Près de 2 millions de mots prononcés en deux ans
Grâce à cette technologie, Casey Harrel peut passer des appels FaceTime, participer à des réunions de travail ou simplement discuter avec sa fille de 7 ans, sans écran interposé. En deux ans, le patient a utilisé l'appareil pendant plus de 3.800 heures, prononçant 183.060 phrases, soit près de 2 millions de mots, à un rythme de 56 mots par minute. «C'est une avancée significative, un bond en avant considérable», souligne Mariska van Steensel, chercheuse en interfaces cerveau-ordinateur au Centre médical universitaire d'Utrecht, aux Pays-Bas.
Les interfaces cerveau-ordinateur demeurent toutefois au stade expérimental, rappellent les experts.

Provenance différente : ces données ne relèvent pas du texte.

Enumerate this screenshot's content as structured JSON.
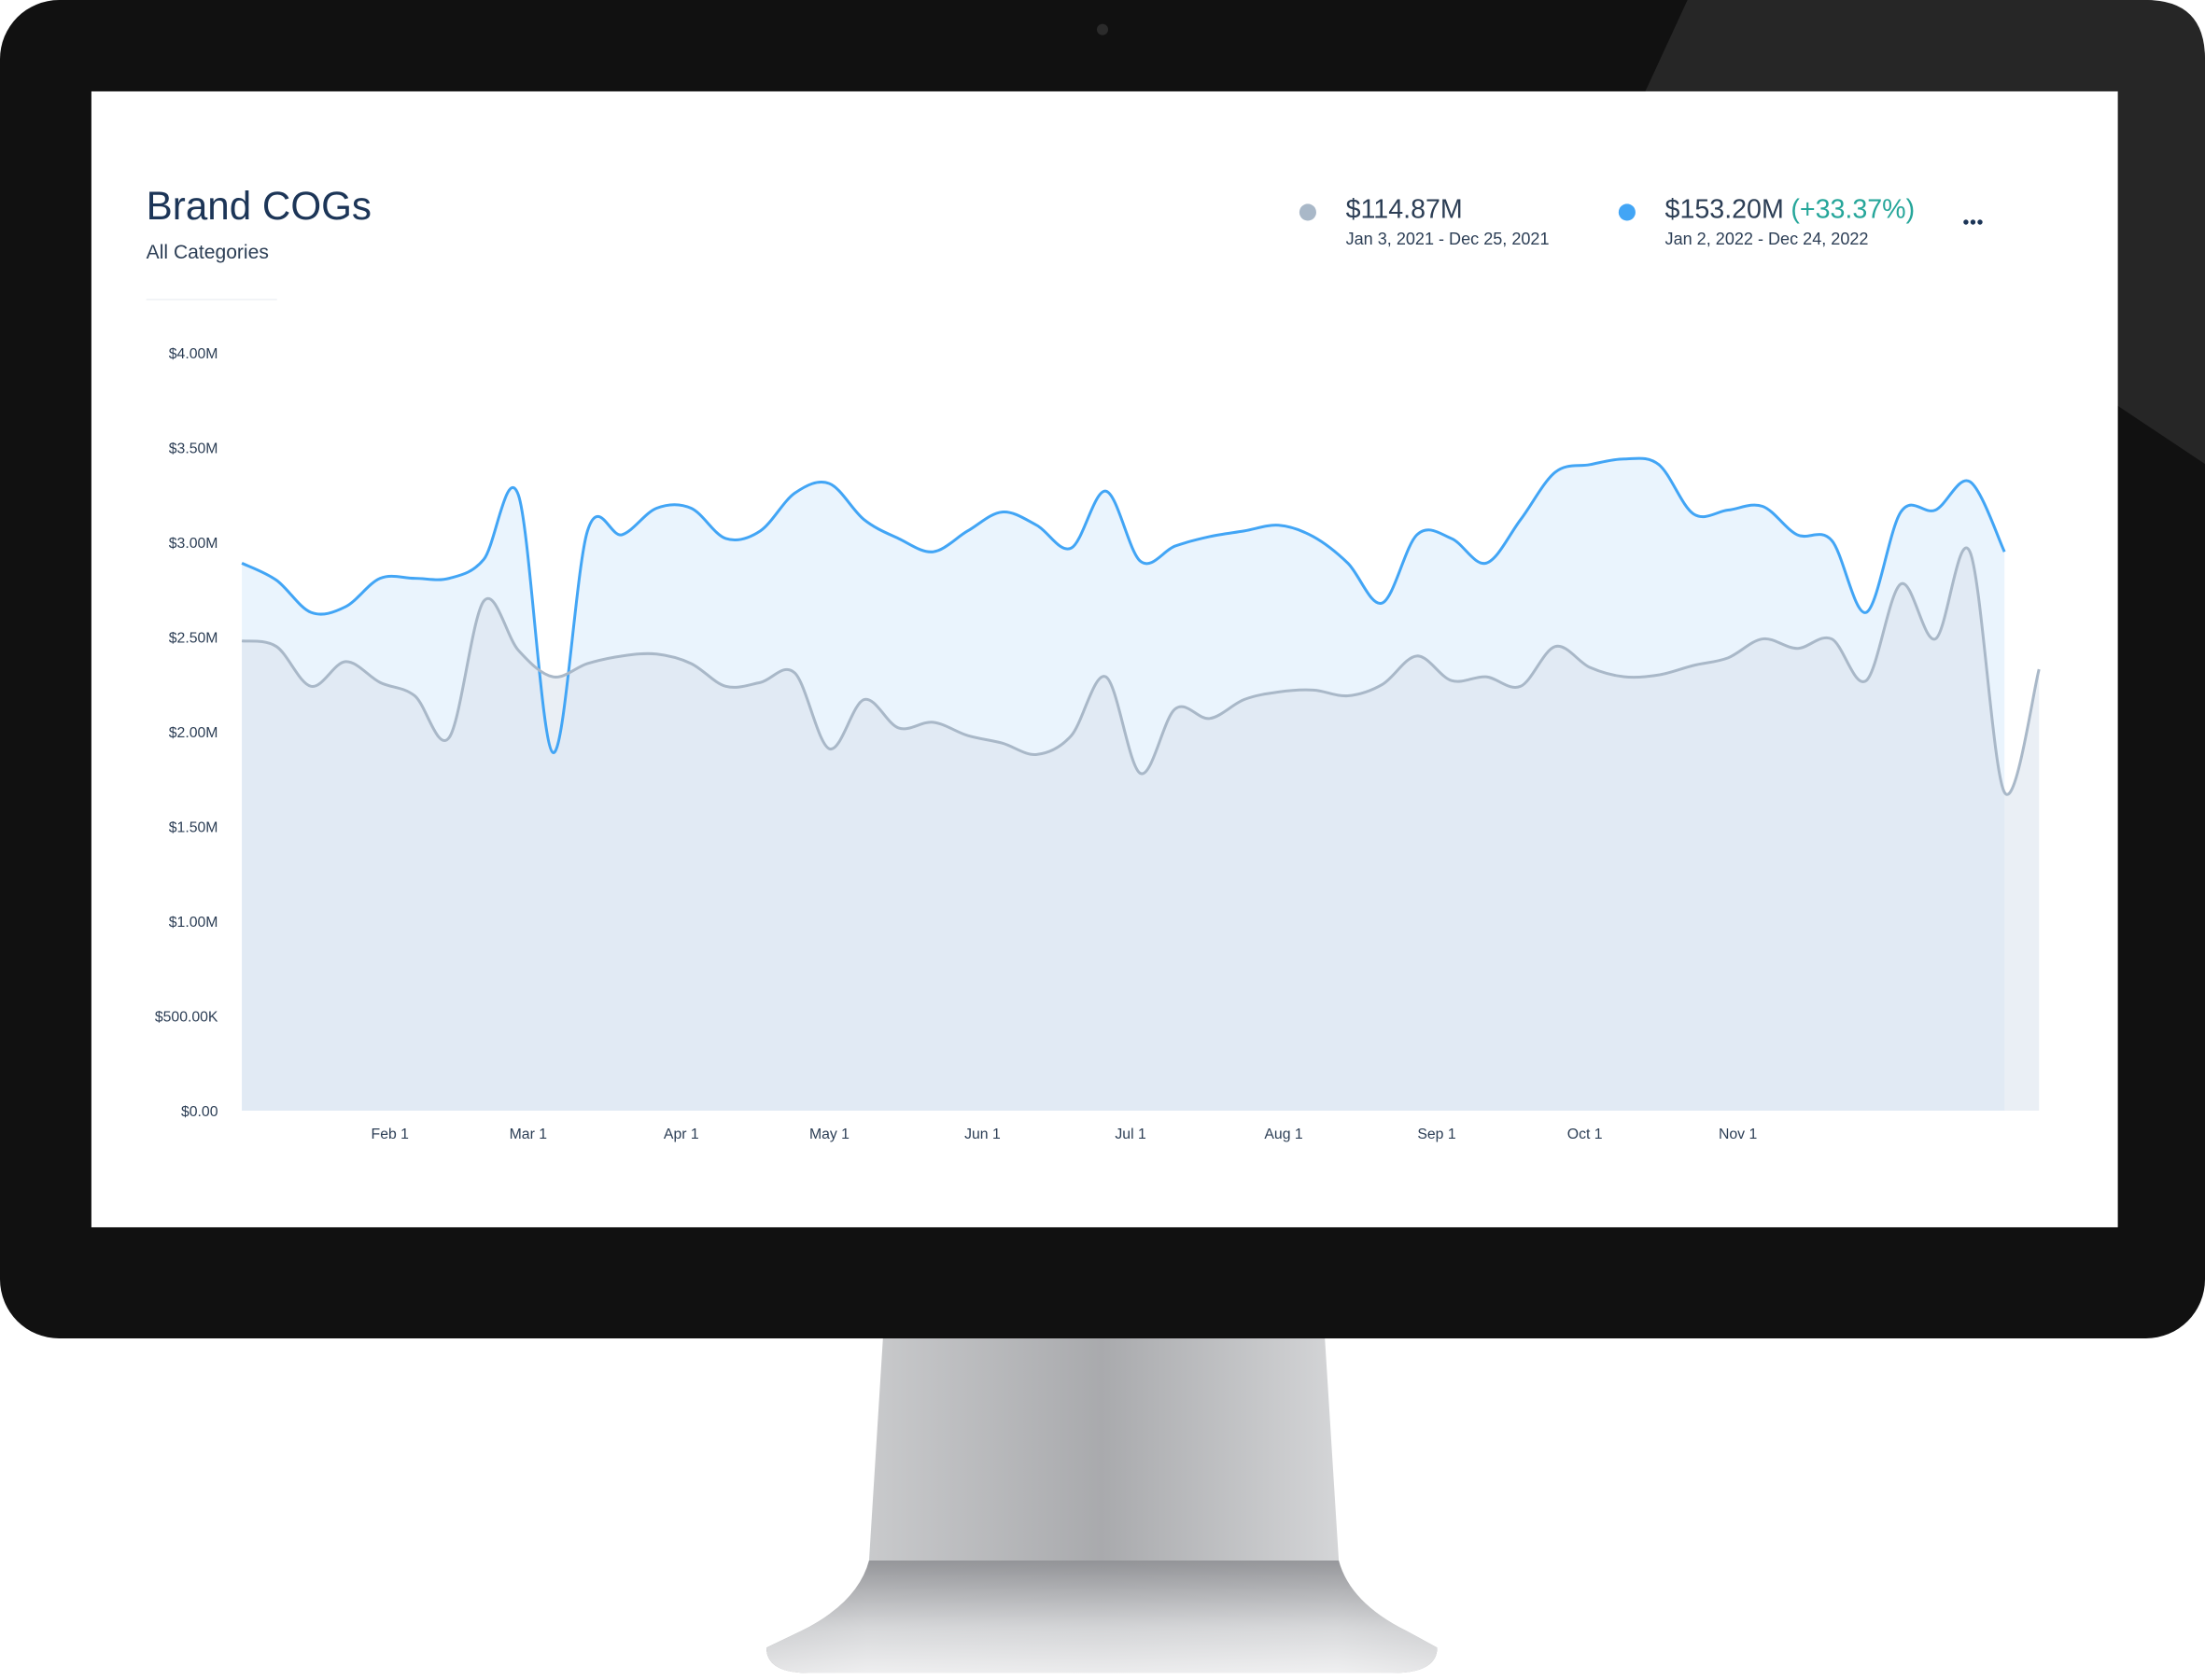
{
  "chart_data": {
    "type": "area",
    "title": "Brand COGs",
    "subtitle": "All Categories",
    "x": [
      0,
      7,
      14,
      21,
      28,
      35,
      42,
      49,
      56,
      63,
      70,
      77,
      84,
      91,
      98,
      105,
      112,
      119,
      126,
      133,
      140,
      147,
      154,
      161,
      168,
      175,
      182,
      189,
      196,
      203,
      210,
      217,
      224,
      231,
      238,
      245,
      252,
      259,
      266,
      273,
      280,
      287,
      294,
      301,
      308,
      315,
      322,
      329,
      336,
      343,
      350,
      357,
      364
    ],
    "xlim": [
      0,
      364
    ],
    "xticks": [
      {
        "value": 30,
        "label": "Feb 1"
      },
      {
        "value": 58,
        "label": "Mar 1"
      },
      {
        "value": 89,
        "label": "Apr 1"
      },
      {
        "value": 119,
        "label": "May 1"
      },
      {
        "value": 150,
        "label": "Jun 1"
      },
      {
        "value": 180,
        "label": "Jul 1"
      },
      {
        "value": 211,
        "label": "Aug 1"
      },
      {
        "value": 242,
        "label": "Sep 1"
      },
      {
        "value": 272,
        "label": "Oct 1"
      },
      {
        "value": 303,
        "label": "Nov 1"
      }
    ],
    "ylim": [
      0,
      4
    ],
    "yticks": [
      {
        "value": 0,
        "label": "$0.00"
      },
      {
        "value": 0.5,
        "label": "$500.00K"
      },
      {
        "value": 1,
        "label": "$1.00M"
      },
      {
        "value": 1.5,
        "label": "$1.50M"
      },
      {
        "value": 2,
        "label": "$2.00M"
      },
      {
        "value": 2.5,
        "label": "$2.50M"
      },
      {
        "value": 3,
        "label": "$3.00M"
      },
      {
        "value": 3.5,
        "label": "$3.50M"
      },
      {
        "value": 4,
        "label": "$4.00M"
      }
    ],
    "series": [
      {
        "name": "Jan 2, 2022 - Dec 24, 2022",
        "total": "$153.20M",
        "change": "(+33.37%)",
        "change_color": "#26a69a",
        "color": "#42a5f5",
        "fill": "#eaf4fd",
        "fill_opacity": 1,
        "values": [
          2.89,
          2.8,
          2.63,
          2.66,
          2.81,
          2.81,
          2.81,
          2.91,
          3.25,
          1.89,
          3.06,
          3.04,
          3.18,
          3.18,
          3.02,
          3.06,
          3.26,
          3.31,
          3.12,
          3.02,
          2.95,
          3.06,
          3.16,
          3.09,
          2.97,
          3.27,
          2.9,
          2.98,
          3.03,
          3.06,
          3.09,
          3.03,
          2.89,
          2.68,
          3.04,
          3.02,
          2.89,
          3.12,
          3.37,
          3.41,
          3.44,
          3.41,
          3.15,
          3.17,
          3.19,
          3.04,
          3.01,
          2.63,
          3.16,
          3.17,
          3.32,
          2.95,
          null
        ]
      },
      {
        "name": "Jan 3, 2021 - Dec 25, 2021",
        "total": "$114.87M",
        "color": "#a9b8c8",
        "fill": "#d9e2ec",
        "fill_opacity": 0.55,
        "values": [
          2.48,
          2.45,
          2.24,
          2.37,
          2.26,
          2.19,
          1.97,
          2.69,
          2.43,
          2.29,
          2.36,
          2.4,
          2.41,
          2.36,
          2.24,
          2.26,
          2.31,
          1.91,
          2.17,
          2.02,
          2.05,
          1.98,
          1.94,
          1.88,
          1.98,
          2.29,
          1.78,
          2.12,
          2.07,
          2.17,
          2.21,
          2.22,
          2.19,
          2.25,
          2.4,
          2.27,
          2.29,
          2.24,
          2.45,
          2.34,
          2.29,
          2.3,
          2.35,
          2.39,
          2.49,
          2.44,
          2.49,
          2.27,
          2.78,
          2.49,
          2.95,
          1.68,
          2.33
        ]
      }
    ]
  }
}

Mais certaines entreprises de biotechnologie ont déjà investi le créneau: Neuralink, la start-up cofondée par Elon Musk, tout comme Paradromics, misent sur un futur développement commercial des innovations développées dans les laboratoires de recherche. Cette nouvelle étude illustre également la puissance de la technologie mise au service des patients. Grâce au dispositif, Casey Harrel peut à nouveau faire des blagues, imiter le son du «trombone triste» et, surtout, rester en lien avec sa famille.
«Notre technologie se trouve véritablement à un tournant, affirme David Brandman, neurochirurgien à l'université de Californie et co-auteur de l'article. Jusqu'à présent, la plupart des avancées en matière d'interface cerveau-ordinateur n'étaient que des démonstrations scientifiques ponctuelles (…) La véritable avancée avec cette technologie réside dans le fait qu'il n'est plus nécessaire de faire appel à une équipe de scientifiques et d'ingénieurs pour la faire fonctionner.»
Casey Harrel, lui, espère surtout que l'appareil continuera à s'améliorer. Parce que derrière son propre cas se dessine une promesse plus vaste: celle d'aider les 352.000 personnes qui, comme lui, vivent aujourd'hui avec la maladie de Charcot à travers le monde.